| HN Mirror

Y	Hacker News new \| ask \| show \| jobs

by dusted 39 days ago

The generated code is fine, if it's a self-contained class of average size.. or below. But even with immense architecture, and constant supervision, it does not take long before it degenerates into "focused fixes", shortcuts, laziness and just outright cheating or lying.. So far, no amount of prompting has lead me beyond this.. It's paradoxical, how the model seems to reason about the correctness (or wrongness) of a proposed architecture and design, can write a plan that seems to take this into account, answer correctly to questions about the plan (even the ones meant to uncover the nuances that may be unclear), ask tons of clarifying questions and update both plan and spec docs correctly, and yet continue to act like a "ticket closer" who immediately puts on the biggest possible blinkers (horse blinkers) and deeply ignores all of it when building that same plan, referencing those same documents...

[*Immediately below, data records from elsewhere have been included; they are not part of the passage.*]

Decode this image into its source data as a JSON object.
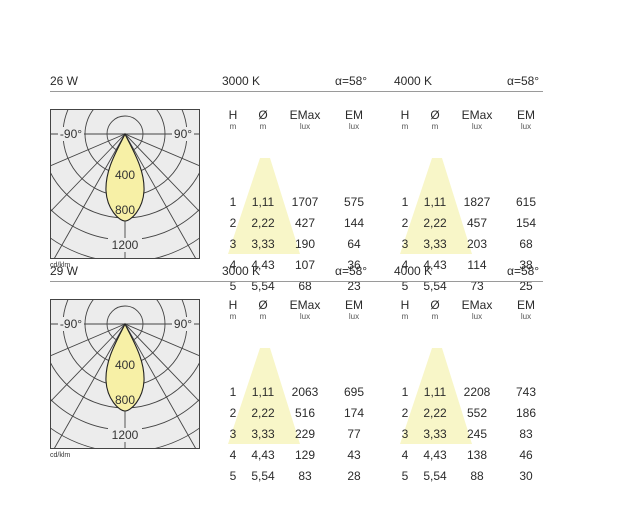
{
  "labels": {
    "dia_unit": "Ø",
    "dia_unit_sub": "m"
  },
  "blocks": [
    {
      "power": "26 W",
      "unit": "cd/klm",
      "sections": [
        {
          "cct": "3000 K",
          "angle": "α=58°",
          "headers": {
            "h": "H",
            "h_unit": "m",
            "d": "Ø",
            "d_unit": "m",
            "emax": "EMax",
            "emax_unit": "lux",
            "em": "EM",
            "em_unit": "lux"
          },
          "rows": [
            {
              "h": "1",
              "d": "1,11",
              "emax": "1707",
              "em": "575"
            },
            {
              "h": "2",
              "d": "2,22",
              "emax": "427",
              "em": "144"
            },
            {
              "h": "3",
              "d": "3,33",
              "emax": "190",
              "em": "64"
            },
            {
              "h": "4",
              "d": "4,43",
              "emax": "107",
              "em": "36"
            },
            {
              "h": "5",
              "d": "5,54",
              "emax": "68",
              "em": "23"
            }
          ]
        },
        {
          "cct": "4000 K",
          "angle": "α=58°",
          "headers": {
            "h": "H",
            "h_unit": "m",
            "d": "Ø",
            "d_unit": "m",
            "emax": "EMax",
            "emax_unit": "lux",
            "em": "EM",
            "em_unit": "lux"
          },
          "rows": [
            {
              "h": "1",
              "d": "1,11",
              "emax": "1827",
              "em": "615"
            },
            {
              "h": "2",
              "d": "2,22",
              "emax": "457",
              "em": "154"
            },
            {
              "h": "3",
              "d": "3,33",
              "emax": "203",
              "em": "68"
            },
            {
              "h": "4",
              "d": "4,43",
              "emax": "114",
              "em": "38"
            },
            {
              "h": "5",
              "d": "5,54",
              "emax": "73",
              "em": "25"
            }
          ]
        }
      ],
      "polar": {
        "left_angle": "-90°",
        "right_angle": "90°",
        "r1": "400",
        "r2": "800",
        "r3": "1200"
      }
    },
    {
      "power": "29 W",
      "unit": "cd/klm",
      "sections": [
        {
          "cct": "3000 K",
          "angle": "α=58°",
          "headers": {
            "h": "H",
            "h_unit": "m",
            "d": "Ø",
            "d_unit": "m",
            "emax": "EMax",
            "emax_unit": "lux",
            "em": "EM",
            "em_unit": "lux"
          },
          "rows": [
            {
              "h": "1",
              "d": "1,11",
              "emax": "2063",
              "em": "695"
            },
            {
              "h": "2",
              "d": "2,22",
              "emax": "516",
              "em": "174"
            },
            {
              "h": "3",
              "d": "3,33",
              "emax": "229",
              "em": "77"
            },
            {
              "h": "4",
              "d": "4,43",
              "emax": "129",
              "em": "43"
            },
            {
              "h": "5",
              "d": "5,54",
              "emax": "83",
              "em": "28"
            }
          ]
        },
        {
          "cct": "4000 K",
          "angle": "α=58°",
          "headers": {
            "h": "H",
            "h_unit": "m",
            "d": "Ø",
            "d_unit": "m",
            "emax": "EMax",
            "emax_unit": "lux",
            "em": "EM",
            "em_unit": "lux"
          },
          "rows": [
            {
              "h": "1",
              "d": "1,11",
              "emax": "2208",
              "em": "743"
            },
            {
              "h": "2",
              "d": "2,22",
              "emax": "552",
              "em": "186"
            },
            {
              "h": "3",
              "d": "3,33",
              "emax": "245",
              "em": "83"
            },
            {
              "h": "4",
              "d": "4,43",
              "emax": "138",
              "em": "46"
            },
            {
              "h": "5",
              "d": "5,54",
              "emax": "88",
              "em": "30"
            }
          ]
        }
      ],
      "polar": {
        "left_angle": "-90°",
        "right_angle": "90°",
        "r1": "400",
        "r2": "800",
        "r3": "1200"
      }
    }
  ],
  "colors": {
    "beam": "#f7f0a6",
    "cone": "#f8f6c8",
    "grid_bg": "#ececec",
    "grid": "#444444",
    "rule": "#9a9a9a"
  }
}
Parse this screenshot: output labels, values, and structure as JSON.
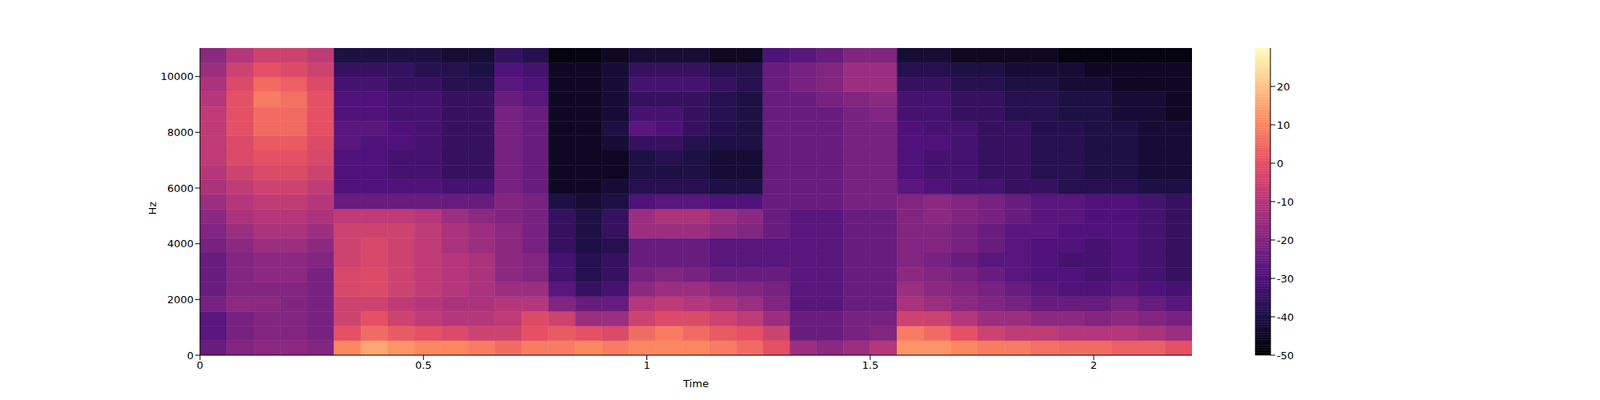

Attempting anything comprehensive with AI is the software development analogue to the Gell-Mann Amnesia effect..

I'm definitely thinking deeply now about how I'm approaching these tools going forward.. Yes, GPT5 is better at spitting out a fairly acceptable skeleton to a class when prompted hard enough, than I am, in one go.. but.. It will happily do things like write decent looking protobuf schemas and then go ahead and hide everything that takes the least amount of reasoning behind some binary blob nested deep enough that it'll get past even the most dedicated reviewer..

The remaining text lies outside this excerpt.